Speed Hill Climbing

This is not to be confused with freak hill climbing where you first find a cliff or similar and try to get up it on a bike. Speed hill climbing involves a standing start run over a known distance just like a sprint; however it is held over a course with bends and obviously the course rises often quite considerably.

I entered my first hillclimb on June 15th 1974 although I had often thought of entering before. The event was to be held in Norfolk Park, Sheffield, which is only some five miles from where I now live.

My two trusty friends Phil and Dave came up the day before to see. Phil would have had a go himself but his Ducati wasn't quite ready. They helped me check the venom over and change the gearing. After a meal and a run out to a country pub (test purposes don't you know) we went to bed intending to get up early enough to be there for scrutineering.

Surprising enough we did manage to get up early enough. Upon our arrival we were sent to the paddock where everything was removed that wasn't needed including such accessories as lights, fairing and front mudguard.

Scrutineering and signing on took no more than five minutes and was more a formality than anything else. After a wait I had my first practice run. I had a slight idea of where the course ran but had never actually ridden over it before and so my first run was rather slow.

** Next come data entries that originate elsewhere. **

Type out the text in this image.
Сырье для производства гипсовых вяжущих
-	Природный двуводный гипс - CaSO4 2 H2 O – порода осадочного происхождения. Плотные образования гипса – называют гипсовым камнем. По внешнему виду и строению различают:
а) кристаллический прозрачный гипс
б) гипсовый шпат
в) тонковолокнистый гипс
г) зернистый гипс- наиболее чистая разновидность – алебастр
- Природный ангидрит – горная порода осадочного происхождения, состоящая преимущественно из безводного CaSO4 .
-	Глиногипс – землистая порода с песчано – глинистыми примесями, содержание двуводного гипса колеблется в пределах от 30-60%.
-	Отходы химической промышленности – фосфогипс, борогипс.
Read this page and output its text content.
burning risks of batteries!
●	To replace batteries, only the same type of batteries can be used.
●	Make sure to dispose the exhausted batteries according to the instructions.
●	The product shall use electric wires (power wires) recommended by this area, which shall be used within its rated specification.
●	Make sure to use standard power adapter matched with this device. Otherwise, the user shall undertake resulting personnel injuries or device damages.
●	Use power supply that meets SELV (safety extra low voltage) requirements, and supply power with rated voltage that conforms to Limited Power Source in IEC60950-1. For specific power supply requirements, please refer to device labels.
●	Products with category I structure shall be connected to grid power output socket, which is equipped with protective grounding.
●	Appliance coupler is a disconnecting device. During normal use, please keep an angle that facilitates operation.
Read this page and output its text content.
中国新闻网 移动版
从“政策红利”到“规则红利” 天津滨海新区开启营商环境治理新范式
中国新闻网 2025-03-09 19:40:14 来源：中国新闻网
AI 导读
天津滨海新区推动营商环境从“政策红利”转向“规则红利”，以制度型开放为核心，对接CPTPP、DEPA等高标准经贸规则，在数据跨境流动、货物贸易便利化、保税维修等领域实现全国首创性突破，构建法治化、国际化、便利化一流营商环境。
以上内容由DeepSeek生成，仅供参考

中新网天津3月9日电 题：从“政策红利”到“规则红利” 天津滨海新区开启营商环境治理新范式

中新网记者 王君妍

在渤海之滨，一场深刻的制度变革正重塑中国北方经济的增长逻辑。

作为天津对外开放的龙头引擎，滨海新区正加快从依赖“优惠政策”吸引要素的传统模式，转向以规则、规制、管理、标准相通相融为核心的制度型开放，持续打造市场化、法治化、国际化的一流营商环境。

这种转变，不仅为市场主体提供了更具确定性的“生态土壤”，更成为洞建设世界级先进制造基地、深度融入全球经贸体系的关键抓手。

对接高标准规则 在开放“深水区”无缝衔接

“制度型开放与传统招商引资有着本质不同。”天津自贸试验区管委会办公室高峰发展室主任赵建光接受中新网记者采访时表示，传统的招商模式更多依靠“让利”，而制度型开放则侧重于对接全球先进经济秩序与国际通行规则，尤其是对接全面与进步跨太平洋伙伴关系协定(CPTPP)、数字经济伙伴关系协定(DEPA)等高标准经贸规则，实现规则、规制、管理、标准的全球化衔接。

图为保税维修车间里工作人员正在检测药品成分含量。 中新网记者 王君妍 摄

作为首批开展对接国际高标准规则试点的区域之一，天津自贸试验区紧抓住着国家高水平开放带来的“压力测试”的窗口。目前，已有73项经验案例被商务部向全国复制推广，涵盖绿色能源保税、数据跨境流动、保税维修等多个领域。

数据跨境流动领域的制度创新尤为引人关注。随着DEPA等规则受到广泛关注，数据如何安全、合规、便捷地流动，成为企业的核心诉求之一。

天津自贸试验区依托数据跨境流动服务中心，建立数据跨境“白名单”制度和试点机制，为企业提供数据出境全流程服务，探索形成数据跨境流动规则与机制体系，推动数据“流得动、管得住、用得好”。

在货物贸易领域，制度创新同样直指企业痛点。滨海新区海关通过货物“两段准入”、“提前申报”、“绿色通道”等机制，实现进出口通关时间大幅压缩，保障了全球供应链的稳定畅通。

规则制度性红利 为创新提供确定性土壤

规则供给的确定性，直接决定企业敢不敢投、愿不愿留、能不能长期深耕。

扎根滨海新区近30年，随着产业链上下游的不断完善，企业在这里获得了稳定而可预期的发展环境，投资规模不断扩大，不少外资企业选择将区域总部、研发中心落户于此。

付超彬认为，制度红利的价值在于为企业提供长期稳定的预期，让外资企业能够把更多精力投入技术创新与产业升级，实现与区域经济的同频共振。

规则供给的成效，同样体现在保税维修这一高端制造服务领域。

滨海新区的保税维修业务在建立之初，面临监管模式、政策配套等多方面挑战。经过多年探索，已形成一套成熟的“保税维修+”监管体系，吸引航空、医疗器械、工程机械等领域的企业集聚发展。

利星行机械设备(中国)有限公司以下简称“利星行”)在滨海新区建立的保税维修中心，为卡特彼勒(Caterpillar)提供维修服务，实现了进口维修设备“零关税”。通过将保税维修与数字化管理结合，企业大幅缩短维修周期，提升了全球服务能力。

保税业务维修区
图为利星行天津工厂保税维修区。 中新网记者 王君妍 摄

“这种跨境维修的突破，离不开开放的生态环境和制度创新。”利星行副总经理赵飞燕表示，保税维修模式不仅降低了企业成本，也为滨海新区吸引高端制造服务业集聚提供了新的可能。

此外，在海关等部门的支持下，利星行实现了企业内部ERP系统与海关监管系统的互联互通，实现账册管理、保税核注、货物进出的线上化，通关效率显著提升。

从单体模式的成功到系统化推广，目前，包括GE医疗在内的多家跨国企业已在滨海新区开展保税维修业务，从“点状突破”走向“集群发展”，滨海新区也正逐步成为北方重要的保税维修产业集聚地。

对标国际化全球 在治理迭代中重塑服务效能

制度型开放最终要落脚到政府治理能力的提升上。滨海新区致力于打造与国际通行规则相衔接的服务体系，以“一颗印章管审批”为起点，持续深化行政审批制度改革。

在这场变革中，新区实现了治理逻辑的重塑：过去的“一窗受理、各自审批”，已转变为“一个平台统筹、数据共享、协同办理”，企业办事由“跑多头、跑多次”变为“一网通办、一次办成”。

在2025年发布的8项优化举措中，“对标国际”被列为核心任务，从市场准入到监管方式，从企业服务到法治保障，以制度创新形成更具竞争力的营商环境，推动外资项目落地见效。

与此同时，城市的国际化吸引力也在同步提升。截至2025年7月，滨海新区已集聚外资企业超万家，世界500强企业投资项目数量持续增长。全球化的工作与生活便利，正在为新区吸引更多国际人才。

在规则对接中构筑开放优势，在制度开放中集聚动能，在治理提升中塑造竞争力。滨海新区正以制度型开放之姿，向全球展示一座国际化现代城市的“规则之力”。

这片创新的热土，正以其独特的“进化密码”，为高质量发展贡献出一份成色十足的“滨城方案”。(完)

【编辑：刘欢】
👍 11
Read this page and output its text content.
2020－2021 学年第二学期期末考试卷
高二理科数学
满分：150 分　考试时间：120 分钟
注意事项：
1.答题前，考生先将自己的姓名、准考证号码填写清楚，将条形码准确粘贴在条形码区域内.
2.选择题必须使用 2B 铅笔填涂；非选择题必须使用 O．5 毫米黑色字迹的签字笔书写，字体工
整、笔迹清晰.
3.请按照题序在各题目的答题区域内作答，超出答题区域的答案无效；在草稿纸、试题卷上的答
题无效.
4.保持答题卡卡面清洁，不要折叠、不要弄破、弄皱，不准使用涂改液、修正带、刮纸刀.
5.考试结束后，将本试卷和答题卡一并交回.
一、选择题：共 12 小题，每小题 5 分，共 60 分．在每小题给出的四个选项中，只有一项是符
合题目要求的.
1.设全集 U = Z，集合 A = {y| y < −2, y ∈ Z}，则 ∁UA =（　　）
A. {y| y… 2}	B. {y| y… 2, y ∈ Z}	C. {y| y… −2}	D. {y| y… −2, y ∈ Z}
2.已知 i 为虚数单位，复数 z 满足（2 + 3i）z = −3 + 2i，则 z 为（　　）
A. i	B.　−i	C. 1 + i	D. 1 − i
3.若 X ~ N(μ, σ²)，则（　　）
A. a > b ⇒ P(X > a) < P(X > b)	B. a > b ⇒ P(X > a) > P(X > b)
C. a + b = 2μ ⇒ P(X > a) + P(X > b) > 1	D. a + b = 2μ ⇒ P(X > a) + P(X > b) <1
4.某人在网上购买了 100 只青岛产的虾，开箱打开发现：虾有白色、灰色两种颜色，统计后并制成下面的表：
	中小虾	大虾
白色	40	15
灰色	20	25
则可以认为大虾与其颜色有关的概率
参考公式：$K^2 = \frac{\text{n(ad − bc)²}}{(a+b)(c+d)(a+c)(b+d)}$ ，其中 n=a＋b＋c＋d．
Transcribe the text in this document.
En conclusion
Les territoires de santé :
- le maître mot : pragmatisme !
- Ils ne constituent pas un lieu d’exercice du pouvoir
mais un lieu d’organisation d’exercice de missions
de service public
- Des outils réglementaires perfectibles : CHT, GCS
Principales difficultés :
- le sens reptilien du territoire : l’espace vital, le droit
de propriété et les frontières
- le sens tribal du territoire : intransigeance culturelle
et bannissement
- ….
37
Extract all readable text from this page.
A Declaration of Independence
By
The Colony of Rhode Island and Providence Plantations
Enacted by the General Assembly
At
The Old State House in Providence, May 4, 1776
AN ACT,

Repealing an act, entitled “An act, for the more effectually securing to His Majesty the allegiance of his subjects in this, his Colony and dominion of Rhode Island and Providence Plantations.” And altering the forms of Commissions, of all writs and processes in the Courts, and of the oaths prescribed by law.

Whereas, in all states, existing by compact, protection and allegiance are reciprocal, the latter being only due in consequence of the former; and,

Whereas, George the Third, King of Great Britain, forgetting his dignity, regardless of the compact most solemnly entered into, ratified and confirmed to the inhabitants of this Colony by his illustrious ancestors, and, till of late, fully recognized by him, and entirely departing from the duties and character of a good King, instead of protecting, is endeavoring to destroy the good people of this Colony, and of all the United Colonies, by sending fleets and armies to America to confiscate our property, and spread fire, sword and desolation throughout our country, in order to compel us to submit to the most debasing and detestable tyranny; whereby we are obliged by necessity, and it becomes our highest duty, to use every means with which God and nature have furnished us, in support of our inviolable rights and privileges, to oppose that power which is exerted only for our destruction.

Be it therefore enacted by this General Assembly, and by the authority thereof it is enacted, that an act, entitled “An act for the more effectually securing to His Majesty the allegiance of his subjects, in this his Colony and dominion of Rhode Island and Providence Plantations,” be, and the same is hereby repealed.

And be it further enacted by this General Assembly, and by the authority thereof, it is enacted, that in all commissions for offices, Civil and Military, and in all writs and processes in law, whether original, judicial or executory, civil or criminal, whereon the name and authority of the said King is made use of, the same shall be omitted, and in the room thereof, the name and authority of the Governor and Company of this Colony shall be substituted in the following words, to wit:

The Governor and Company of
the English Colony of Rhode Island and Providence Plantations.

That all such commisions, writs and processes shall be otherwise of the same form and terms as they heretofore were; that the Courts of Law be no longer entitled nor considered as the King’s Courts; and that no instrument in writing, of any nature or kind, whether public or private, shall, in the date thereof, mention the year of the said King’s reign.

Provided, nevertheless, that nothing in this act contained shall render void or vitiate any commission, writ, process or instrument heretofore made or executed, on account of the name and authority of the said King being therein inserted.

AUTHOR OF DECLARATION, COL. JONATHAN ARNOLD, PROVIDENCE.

After the short start straight the road turned to the left with a corner of varying radius and continuing to a sharp righthand hairpin. From here there was a gentle left hander to the undulating finish straight.

For my second practice run I fitted a megaphone. It was very noisy and seemed to give more go and so I kept it on. Since all seemed well we went for a drink and returned in time for the first timed run.

I was number ten and was in the unlimited solos class. My first run started well and although I seemed to be going quite quickly I thought that people used to hillclimbs would be much quicker. I was surprised to find that although the quick ones were loads faster than me the slow ones were far more numerous. After about the first ten runs I was still the third fastest. At the end of everyone's first runs I was completely lost as to my position.

We watched some of the others doing their runs and had a good laugh at the Morgans and threewheelers. Then it was my turn again. This run did not seem any better than the first but after I had stopped in the paddock Dave and Phil came up grinning and telling me that I had clocked up 31 seconds for the run; and that with me saying I could not go any quicker.

We reassembled the bike thinking what a good sport this hillclimbing is. Since the meeting I have entered other climbs in the North of England and I even have Phil threatening to enter the Ducati in the 1975 event at Sheffield. As far as spectating is concerned then the sport must rate highly with a large variety of different machines being pressed into service.